What we actually need is a standard for websites to expose a machine-readable interaction layer alongside the human one. Something like robots.txt but for agent capabilities — declaring available actions, their parameters, authentication requirements, and response schemas. Not scraping the DOM and hoping the AI figures out which button to click.
The web already went through this evolution once: we went from screen-scraping HTML to structured APIs. Now we're regressing back to scraping because agents need to interact with sites that only have human interfaces. A lightweight standard — call it agents.json or whatever — where sites declare "here are the actions you can take, here are the endpoints, here's the auth flow" would eliminate 90% of the token waste, security concerns, and fragility discussed in this thread.
Until that exists, we'll keep building increasingly clever hacks on top of a 30-year-old document format that was never designed for machine consumption.

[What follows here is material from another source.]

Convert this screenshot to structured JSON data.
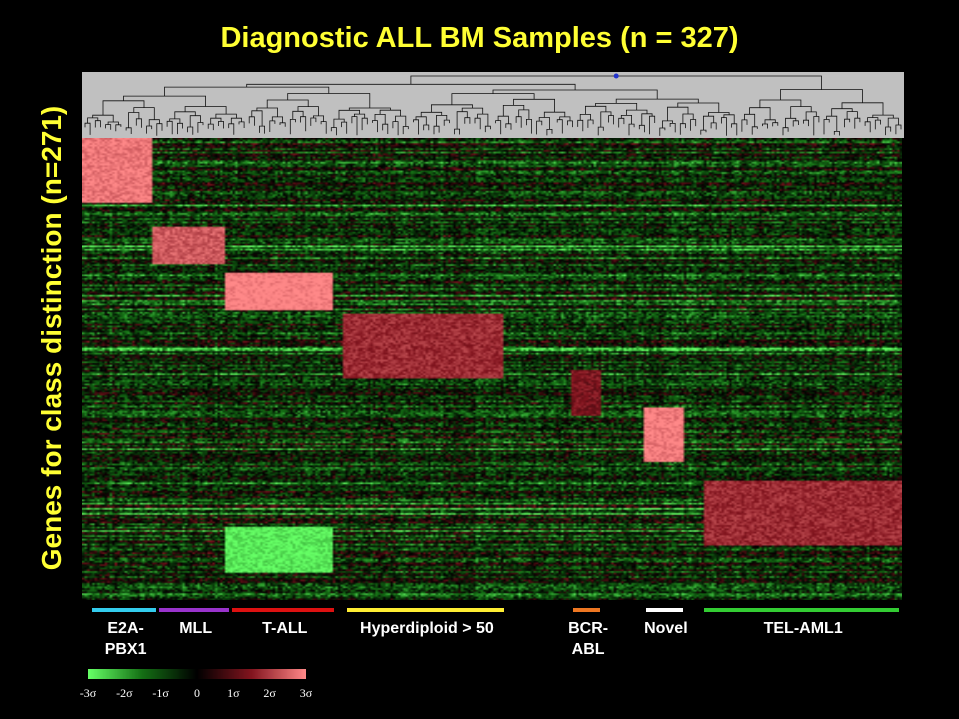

For example, you can get a markdown out of most OpenAI documentation by appending .md like this: https://developers.openai.com/api/docs/libraries.md
Not definitive, but still useful.
Citation needed.
> The web already went through this evolution once: we went from screen-scraping HTML to structured APIs. Now we're regressing back to scraping because agents need to interact with sites that only have human interfaces.
To me, sites that "only have human interfaces" are more likely that not be that way totally on purpose, attempting to maximize human retention/engagement and are more likely to require strict anti-bot measures like Proof-of-Work to be usable at all.
We had this 20 years ago with the Semantic Web movement, XHTML, and microformats. Sadly, it didn't pan out for various reasons, most of them non-technical. There's remnants of it today with RSS feeds, which is either unsupported or badly supported by most web sites.
Once advertising became the dominant business model on the web, it wasn't in publishers' interest to provide a machine-readable format of their content. Adtech corporations took control of the web, and here we are. Nowadays even API access is tightly controlled (see Reddit, Twitter, etc.).
So your idea will never pan out in practice. We'll have to continue to rely on hacks and scraping will continue to be a gray area. These new tools make automated scraping easier, for better or worse, but publishers will find new ways to mitigate it. And so it goes.
Besides, if these new tools are "superintelligent", surely they're able to navigate a web site. Captchas are broken and bot detection algorithms (or "AI" themselves) are unreliable. So I'd say the leverage is on the consumer side, for now.
Which is called ARIA and has been a thing forever.